Wilson then ordered the arming of U.S. merchant vessels. He cited an 1819 anti-piracy law as the legal justification for the move. The Senate Foreign Relations Committee had previously concluded that the 1819 law did not support the arming of merchant vessels. The potential clash of legal interpretations became moot when the United States declared war on Germany a month later.

A color-enhanced photograph by Harris & Ewing of President Woodrow Wilson asking Congress to declare war on Germany, April 2, 1917.Courtesy of the Library of Congress.

Epilogue

The backlash against La Follette’s role in blocking passage of the armed ship bill was fierce. Former President Theodore Roosevelt called him a “skunk who ought to be hanged.” A political cartoon showed Benedict Arnold looking down on La Follette and four of his colleagues with the caption: “And They Called Me Traitor.” His vote against U.S. entry into World War I only strengthened the public perception that he was betraying his country.

A cartoon depicting Kaiser Wilhelm of Germany pinning a medal on Senator Robert La Follette. Published in the “Traitor’s Issue” of Life Magazine, December 13, 1917Courtesy of the Wisconsin Historical Society.

But La Follette’s troubles did not end there. On September 20, 1917, he gave an address in St. Paul, Minnesota. Newspapers covering the speech erroneously reported that he had argued that the United States had “no grievance” against Germany and had defended Germany’s 1915 sinking of the British passenger liner Lusitania. The Wisconsin state legislature accused him of treason, and the Senate considered a resolution to expel him.

With criticism mounting, La Follette on October 6 gave one of the great addresses in Senate history, passionately defending freedom of speech during wartime. His eloquent remarks e failed, however, to win over his harshest critics. One colleague responded by snapping that La Follette should ask Kaiser Wilhelm for a seat in the upper house of the German parliament.

The anger against La Follette eventually subsided, in part because he gave no more speeches on the war. He stayed away from the Senate for nearly a year to tend to his son, who nearly died of a strep infection. But the dimming passions also reflected practical politics. The 1918 midterm elections returned control of the Senate to Republicans. Republican leaders faced with just a two-seat margin over the Democrats suddenly saw virtue in mending fences with La Follette.
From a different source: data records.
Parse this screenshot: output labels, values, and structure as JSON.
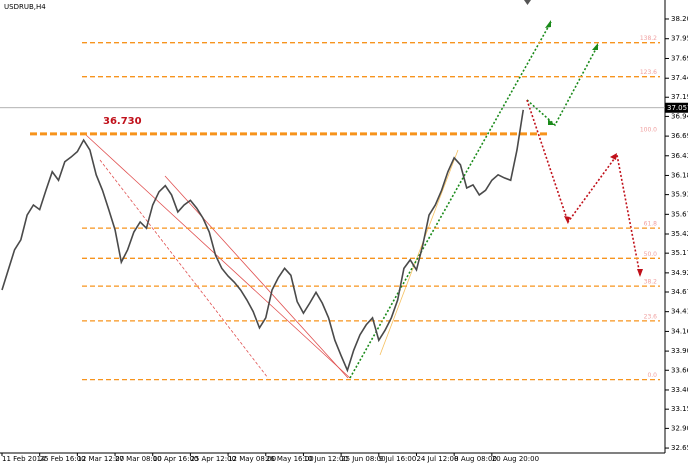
{
  "chart_data": {
    "type": "line",
    "title": "USDRUB,H4",
    "annotation": "36.730",
    "categories": [
      "11 Feb 2014",
      null,
      null,
      null,
      null,
      null,
      "25 Feb 16:00",
      null,
      null,
      null,
      null,
      null,
      "12 Mar 12:00",
      null,
      null,
      null,
      null,
      null,
      "27 Mar 08:00",
      null,
      null,
      null,
      null,
      null,
      "10 Apr 16:00",
      null,
      null,
      null,
      null,
      null,
      "25 Apr 12:00",
      null,
      null,
      null,
      null,
      null,
      "12 May 08:00",
      null,
      null,
      null,
      null,
      null,
      "26 May 16:00",
      null,
      null,
      null,
      null,
      null,
      "10 Jun 12:00",
      null,
      null,
      null,
      null,
      null,
      "25 Jun 08:00",
      null,
      null,
      null,
      null,
      null,
      "9 Jul 16:00",
      null,
      null,
      null,
      null,
      null,
      "24 Jul 12:00",
      null,
      null,
      null,
      null,
      null,
      "8 Aug 08:00",
      null,
      null,
      null,
      null,
      null,
      "20 Aug 20:00",
      null,
      null,
      null,
      null,
      null
    ],
    "series": [
      {
        "name": "USDRUB",
        "color": "#4a4a4a",
        "values": [
          34.7,
          34.96,
          35.22,
          35.35,
          35.67,
          35.8,
          35.74,
          35.99,
          36.23,
          36.12,
          36.36,
          36.42,
          36.49,
          36.64,
          36.51,
          36.19,
          35.99,
          35.74,
          35.48,
          35.06,
          35.22,
          35.45,
          35.58,
          35.5,
          35.8,
          35.97,
          36.05,
          35.93,
          35.71,
          35.8,
          35.86,
          35.76,
          35.63,
          35.45,
          35.15,
          34.98,
          34.88,
          34.8,
          34.7,
          34.57,
          34.42,
          34.21,
          34.34,
          34.7,
          34.86,
          34.98,
          34.89,
          34.55,
          34.4,
          34.53,
          34.67,
          34.53,
          34.34,
          34.05,
          33.85,
          33.66,
          33.92,
          34.12,
          34.25,
          34.34,
          34.05,
          34.18,
          34.34,
          34.57,
          34.98,
          35.09,
          34.96,
          35.28,
          35.67,
          35.8,
          35.99,
          36.23,
          36.41,
          36.32,
          36.02,
          36.06,
          35.93,
          35.99,
          36.12,
          36.19,
          36.15,
          36.12,
          36.51,
          37.03
        ]
      }
    ],
    "last_price": 37.0578,
    "ylim": [
      32.591,
      38.452
    ],
    "yticks": [
      38.2065,
      {
        "value": 37.951,
        "label": "37.9510"
      },
      37.6955,
      {
        "value": 37.44,
        "label": "37.4400"
      },
      {
        "value": 37.194,
        "label": "37.1940"
      },
      {
        "value": 36.946,
        "label": "36.9460"
      },
      {
        "value": 36.691,
        "label": "36.6910"
      },
      36.4365,
      {
        "value": 36.182,
        "label": "36.1820"
      },
      {
        "value": 35.934,
        "label": "35.9340"
      },
      {
        "value": 35.679,
        "label": "35.6790"
      },
      35.4245,
      35.1765,
      34.9215,
      {
        "value": 34.674,
        "label": "34.6740"
      },
      34.4195,
      {
        "value": 34.164,
        "label": "34.1640"
      },
      33.9095,
      33.6615,
      33.4065,
      {
        "value": 33.158,
        "label": "33.1580"
      },
      32.9095,
      {
        "value": 32.655,
        "label": "32.6550"
      }
    ],
    "levels": [
      {
        "value": 37.9,
        "label": "138.2"
      },
      {
        "value": 37.46,
        "label": "123.6"
      },
      {
        "value": 36.72,
        "label": "100.0"
      },
      {
        "value": 35.5,
        "label": "61.8"
      },
      {
        "value": 35.11,
        "label": "50.0"
      },
      {
        "value": 34.75,
        "label": "38.2"
      },
      {
        "value": 34.3,
        "label": "23.6"
      },
      {
        "value": 33.54,
        "label": "0.0"
      }
    ],
    "level_color": "#f7941d",
    "grid": false
  }
}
In January 1919, the Senate formally dismissed the resolution to expel La Follette. Three years later, the Senate awarded him $5,000 to pay for the legal bills he accumulated fighting his expulsion. In November 1922, Wisconsin voters rewarded him with 80 percent of their votes and a fourth Senate term. In 1955, a Senate committee chaired by then Senator John F. Kennedy names La Follette one of five senators to be honored with portraits in the Senate Reception Room.